We also looked at two exploratory analyses, the first is we took out the patients with EGFR and EML4-ALK alterations and the results held with a hazard ratio of 0.41 compared to a hazard ratio of approximately 0.35 in the total cohort. We then looked at a new variable, something called time to new lesion failure where we determined the time in which patients developed new lesions and we did so because we inherently knew that patients that didn’t get radiation therapy or surgery to the local sites would have a tendency to fail there. We looked at this variable and we found that the progression free survival benefit remained with PFS times of almost 6 months in the no LCT arm and 11.9 months in the LCT arm. Finally we looked at toxicity, there was no substantial difference between the two arms. Three patients in the no LCT arm crossed over to the LCT arm prior to progression due to toxicity. These included hematologic toxicities, renal toxicity and fatigue. In addition another patient that was actually randomised experienced bilateral lower extremities that was thought to be due to the pemetrexed and this toxicity resolved when the pemetrexed was discontinued. There were several grade 3 toxicities in the LCT arm including grade 3 oesophagitis in two patients, one patient with anaemia after radiation to the spleen, an additional patient with a rib facture potentially causing a pneumothorax after SBRT and one patient with pain that was thought to be unlikely related to radiation therapy. So approximately 4-5 toxicities in each arm but no grade 4 or 5 toxicities in each arm.
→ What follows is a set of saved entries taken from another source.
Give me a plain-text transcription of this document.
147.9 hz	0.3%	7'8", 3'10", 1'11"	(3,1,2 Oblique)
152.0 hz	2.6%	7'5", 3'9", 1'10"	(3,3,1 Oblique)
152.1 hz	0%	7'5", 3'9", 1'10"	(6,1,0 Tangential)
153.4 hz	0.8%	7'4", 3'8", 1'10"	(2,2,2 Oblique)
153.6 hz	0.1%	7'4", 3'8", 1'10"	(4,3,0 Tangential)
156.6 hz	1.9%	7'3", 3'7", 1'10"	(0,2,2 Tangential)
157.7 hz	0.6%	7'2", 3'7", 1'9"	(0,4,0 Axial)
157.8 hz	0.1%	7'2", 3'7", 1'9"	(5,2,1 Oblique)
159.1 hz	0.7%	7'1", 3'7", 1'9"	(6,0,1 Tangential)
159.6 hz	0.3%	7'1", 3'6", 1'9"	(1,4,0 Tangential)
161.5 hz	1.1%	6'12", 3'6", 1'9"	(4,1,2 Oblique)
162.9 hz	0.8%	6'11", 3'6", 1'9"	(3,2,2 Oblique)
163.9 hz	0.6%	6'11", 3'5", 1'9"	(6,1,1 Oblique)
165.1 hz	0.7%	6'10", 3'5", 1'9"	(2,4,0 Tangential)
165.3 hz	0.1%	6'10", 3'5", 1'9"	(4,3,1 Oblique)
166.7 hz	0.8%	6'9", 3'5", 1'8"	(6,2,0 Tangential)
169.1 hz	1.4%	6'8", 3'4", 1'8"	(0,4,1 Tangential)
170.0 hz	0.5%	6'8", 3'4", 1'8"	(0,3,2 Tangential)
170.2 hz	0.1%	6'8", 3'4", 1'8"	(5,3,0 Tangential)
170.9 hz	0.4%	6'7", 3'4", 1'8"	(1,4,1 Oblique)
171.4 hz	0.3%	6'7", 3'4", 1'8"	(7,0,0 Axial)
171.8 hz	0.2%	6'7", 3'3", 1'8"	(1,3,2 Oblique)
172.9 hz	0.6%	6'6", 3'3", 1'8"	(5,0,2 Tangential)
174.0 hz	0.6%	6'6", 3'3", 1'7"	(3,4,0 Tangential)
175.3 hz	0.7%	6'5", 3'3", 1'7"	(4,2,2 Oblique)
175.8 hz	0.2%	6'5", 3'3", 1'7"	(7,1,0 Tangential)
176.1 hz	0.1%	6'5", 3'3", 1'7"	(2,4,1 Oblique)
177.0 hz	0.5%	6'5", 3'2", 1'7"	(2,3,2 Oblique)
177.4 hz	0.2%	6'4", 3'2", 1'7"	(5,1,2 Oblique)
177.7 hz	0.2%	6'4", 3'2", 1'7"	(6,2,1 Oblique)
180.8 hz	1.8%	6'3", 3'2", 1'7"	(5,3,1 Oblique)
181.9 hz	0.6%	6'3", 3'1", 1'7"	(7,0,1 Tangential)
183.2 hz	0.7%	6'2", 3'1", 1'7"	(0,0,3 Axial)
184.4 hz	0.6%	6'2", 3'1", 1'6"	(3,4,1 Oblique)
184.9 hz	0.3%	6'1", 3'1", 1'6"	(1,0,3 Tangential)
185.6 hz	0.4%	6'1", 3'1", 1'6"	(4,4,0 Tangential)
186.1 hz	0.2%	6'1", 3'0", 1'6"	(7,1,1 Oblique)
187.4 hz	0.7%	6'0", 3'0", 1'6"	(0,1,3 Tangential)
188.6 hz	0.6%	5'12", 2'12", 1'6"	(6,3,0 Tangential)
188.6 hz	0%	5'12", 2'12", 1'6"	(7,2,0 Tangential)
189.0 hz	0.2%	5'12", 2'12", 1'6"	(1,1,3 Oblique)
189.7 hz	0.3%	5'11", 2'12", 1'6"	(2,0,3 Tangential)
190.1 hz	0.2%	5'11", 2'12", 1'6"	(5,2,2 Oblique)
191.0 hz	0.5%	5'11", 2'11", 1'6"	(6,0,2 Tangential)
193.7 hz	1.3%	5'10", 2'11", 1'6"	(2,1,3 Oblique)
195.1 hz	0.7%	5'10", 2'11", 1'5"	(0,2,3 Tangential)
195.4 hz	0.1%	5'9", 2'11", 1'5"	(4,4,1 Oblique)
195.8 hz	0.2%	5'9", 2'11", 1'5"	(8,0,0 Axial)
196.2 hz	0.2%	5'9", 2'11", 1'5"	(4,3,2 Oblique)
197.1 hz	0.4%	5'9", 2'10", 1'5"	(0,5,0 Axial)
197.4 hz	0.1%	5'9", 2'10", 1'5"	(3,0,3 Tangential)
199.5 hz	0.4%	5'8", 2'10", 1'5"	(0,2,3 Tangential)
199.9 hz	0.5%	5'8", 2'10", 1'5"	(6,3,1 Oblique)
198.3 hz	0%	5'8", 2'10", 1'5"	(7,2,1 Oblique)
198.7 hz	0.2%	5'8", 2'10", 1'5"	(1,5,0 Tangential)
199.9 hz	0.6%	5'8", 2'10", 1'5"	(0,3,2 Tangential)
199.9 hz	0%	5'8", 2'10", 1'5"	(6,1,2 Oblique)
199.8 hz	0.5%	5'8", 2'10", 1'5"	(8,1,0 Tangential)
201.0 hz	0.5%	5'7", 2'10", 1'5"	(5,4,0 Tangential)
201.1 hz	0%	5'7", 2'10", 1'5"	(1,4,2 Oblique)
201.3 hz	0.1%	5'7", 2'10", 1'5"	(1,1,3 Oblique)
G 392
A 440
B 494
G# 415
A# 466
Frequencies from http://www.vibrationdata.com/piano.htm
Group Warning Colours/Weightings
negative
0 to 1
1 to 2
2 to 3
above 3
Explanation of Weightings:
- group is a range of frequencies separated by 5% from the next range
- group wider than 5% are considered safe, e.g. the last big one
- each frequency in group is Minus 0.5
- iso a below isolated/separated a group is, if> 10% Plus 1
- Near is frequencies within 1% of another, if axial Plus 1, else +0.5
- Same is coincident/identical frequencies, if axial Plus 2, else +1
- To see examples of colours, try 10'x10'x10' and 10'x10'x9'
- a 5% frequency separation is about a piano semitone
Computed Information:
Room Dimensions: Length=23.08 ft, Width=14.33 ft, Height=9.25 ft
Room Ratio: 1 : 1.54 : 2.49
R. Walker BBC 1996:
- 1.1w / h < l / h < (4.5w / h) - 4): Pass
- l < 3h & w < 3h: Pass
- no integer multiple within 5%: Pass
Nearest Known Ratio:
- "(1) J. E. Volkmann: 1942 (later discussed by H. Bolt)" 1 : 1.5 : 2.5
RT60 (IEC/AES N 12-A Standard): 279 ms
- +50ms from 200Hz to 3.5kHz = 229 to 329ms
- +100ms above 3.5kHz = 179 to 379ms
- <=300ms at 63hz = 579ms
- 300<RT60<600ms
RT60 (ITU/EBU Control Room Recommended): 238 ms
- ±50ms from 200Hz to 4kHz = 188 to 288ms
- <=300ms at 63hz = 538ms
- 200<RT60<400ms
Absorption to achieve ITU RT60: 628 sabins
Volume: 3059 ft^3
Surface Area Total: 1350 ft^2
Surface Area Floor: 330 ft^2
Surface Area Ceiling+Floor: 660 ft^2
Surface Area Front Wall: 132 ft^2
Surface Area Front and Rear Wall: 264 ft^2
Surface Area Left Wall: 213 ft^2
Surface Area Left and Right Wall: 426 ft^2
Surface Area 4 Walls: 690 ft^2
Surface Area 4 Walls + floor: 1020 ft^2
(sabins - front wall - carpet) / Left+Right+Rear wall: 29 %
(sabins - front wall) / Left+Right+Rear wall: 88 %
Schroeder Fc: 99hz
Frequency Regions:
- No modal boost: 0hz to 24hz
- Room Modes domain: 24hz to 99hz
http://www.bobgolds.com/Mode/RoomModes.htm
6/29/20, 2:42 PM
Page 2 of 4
From all this we can conclude that in this phase II randomised trial of 48 evaluable patients that LCT provided approximately an 8 month progression free survival benefit compared to the standard or no LCT arm. The overall survival data is not yet mature but toxicity appears to be the same between groups. Looking at this it’s a provocative study demonstrating the need for further trials and future analysis and a definitive study attempting to answer this question.


You managed to get to every question I could ask before I asked it and I don’t think I had to a single word in that. That was damn near perfect if I do say so myself.


Thank you.


Is there anything you’d like to add on top of that, anything you think is worth mentioning or might come up over the course of the press conference?


I don’t think so. I think don’t think so. When is the press conference?


Well if you’ve got the… you said you were releasing it tomorrow?